The subsequent 1968 influenza pandemic—or “Hong Kong flu” or “Mao flu” as some western tabloids dubbed it—would have an even more dramatic impact, killing more than 30 000 individuals in the UK and 100 000 people in the USA, with half the deaths among individuals younger than 65 years—the reverse of COVID-19 deaths in the current pandemic.

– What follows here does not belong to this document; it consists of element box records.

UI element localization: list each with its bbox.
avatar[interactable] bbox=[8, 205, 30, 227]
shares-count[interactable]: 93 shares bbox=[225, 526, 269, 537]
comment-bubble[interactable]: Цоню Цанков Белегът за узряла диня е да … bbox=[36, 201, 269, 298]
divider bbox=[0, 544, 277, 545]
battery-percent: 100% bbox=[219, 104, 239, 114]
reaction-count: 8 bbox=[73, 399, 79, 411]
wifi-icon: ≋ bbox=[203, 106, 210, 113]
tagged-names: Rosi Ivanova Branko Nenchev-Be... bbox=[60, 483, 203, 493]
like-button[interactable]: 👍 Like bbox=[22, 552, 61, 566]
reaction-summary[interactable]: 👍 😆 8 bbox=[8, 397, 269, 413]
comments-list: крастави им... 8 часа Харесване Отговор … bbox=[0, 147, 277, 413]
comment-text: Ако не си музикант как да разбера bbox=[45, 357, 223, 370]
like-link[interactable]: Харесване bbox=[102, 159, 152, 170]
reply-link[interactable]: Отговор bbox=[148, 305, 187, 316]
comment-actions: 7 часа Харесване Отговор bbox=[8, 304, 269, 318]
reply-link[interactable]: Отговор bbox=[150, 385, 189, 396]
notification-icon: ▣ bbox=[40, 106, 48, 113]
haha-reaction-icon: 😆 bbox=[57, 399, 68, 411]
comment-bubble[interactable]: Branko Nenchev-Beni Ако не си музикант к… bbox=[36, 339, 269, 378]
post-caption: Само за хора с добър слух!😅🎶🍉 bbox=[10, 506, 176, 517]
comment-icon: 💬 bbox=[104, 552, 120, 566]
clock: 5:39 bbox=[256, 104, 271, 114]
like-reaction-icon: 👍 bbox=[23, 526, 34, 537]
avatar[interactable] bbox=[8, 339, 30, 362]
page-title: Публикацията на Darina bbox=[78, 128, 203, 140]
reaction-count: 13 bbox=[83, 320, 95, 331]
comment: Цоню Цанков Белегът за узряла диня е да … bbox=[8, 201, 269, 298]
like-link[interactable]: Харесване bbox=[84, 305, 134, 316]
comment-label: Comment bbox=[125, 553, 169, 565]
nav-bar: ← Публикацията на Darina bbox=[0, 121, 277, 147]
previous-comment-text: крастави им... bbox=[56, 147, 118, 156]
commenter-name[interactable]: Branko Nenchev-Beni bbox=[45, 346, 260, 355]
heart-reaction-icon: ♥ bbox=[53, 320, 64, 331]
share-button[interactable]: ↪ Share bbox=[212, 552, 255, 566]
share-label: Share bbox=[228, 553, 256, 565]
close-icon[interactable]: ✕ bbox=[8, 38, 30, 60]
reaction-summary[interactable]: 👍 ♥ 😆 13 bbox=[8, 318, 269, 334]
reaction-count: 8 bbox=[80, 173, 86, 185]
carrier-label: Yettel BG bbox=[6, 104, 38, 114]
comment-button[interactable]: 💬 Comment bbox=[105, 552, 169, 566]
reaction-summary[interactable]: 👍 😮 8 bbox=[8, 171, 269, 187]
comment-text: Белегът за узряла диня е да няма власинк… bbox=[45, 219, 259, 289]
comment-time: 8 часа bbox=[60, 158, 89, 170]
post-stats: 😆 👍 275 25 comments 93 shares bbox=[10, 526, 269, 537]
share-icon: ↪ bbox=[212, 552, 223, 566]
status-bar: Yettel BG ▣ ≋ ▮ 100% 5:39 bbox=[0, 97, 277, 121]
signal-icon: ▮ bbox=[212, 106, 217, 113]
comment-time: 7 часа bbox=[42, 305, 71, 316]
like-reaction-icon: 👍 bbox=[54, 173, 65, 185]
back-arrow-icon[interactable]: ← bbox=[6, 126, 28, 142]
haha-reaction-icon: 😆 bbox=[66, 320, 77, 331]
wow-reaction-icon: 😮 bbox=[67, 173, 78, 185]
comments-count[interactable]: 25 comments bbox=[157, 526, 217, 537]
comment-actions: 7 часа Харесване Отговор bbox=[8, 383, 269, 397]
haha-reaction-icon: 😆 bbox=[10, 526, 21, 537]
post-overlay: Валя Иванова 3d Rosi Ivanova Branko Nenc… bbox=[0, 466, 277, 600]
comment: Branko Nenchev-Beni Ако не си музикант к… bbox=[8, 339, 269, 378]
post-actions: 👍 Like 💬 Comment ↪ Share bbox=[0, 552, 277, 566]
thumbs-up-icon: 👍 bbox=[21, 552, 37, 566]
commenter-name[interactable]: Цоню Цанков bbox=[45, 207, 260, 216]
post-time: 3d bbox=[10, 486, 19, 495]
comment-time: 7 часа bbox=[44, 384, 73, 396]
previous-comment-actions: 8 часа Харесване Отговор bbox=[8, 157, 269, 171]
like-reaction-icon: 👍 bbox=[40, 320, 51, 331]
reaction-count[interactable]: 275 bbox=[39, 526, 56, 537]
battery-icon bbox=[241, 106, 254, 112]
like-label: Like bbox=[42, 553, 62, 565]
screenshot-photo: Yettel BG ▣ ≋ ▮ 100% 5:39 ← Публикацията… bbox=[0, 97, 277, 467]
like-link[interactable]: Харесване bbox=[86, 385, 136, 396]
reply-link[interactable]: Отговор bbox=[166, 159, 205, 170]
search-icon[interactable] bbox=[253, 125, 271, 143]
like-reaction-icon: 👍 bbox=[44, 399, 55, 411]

Yet, while at the height of the outbreak in December, 1968, The New York Times described the pandemic as “one of the worst in the nation's history”, there were few school closures and businesses, for the most, continued to operate as normal.
The relative unconcern about two of the largest influenza pandemics of the 20th century—the Encyclopaedia Britannica estimates that the 1968 pandemic, due to an H3N2 influenza virus, was responsible for between 1 million to 4 million deaths globally—presents a marked contrast and, to some critics, a rebuke to today's response to COVID-19 and the heightened responses to outbreaks of other novel pathogens, such as avian and swine influenza. “When hysteria is rife, we might try some history”, opined Simon Jenkins in an article in The Guardian titled “Why I'm taking the coronavirus hype with a pinch of salt”. “The [1968] pandemic raged over three years, yet is largely forgotten today”, commented The Wall Street Journal, “a testament to how societies are now approaching a similar crisis in a much different way”.
The ultimate testament to the supposed stoicism of earlier generations, according to this line of thought, is the 1918–19 influenza pandemic, in which at least 50 million people worldwide perished, but which resulted in few public monuments and was largely “forgotten” by the collectivity of society.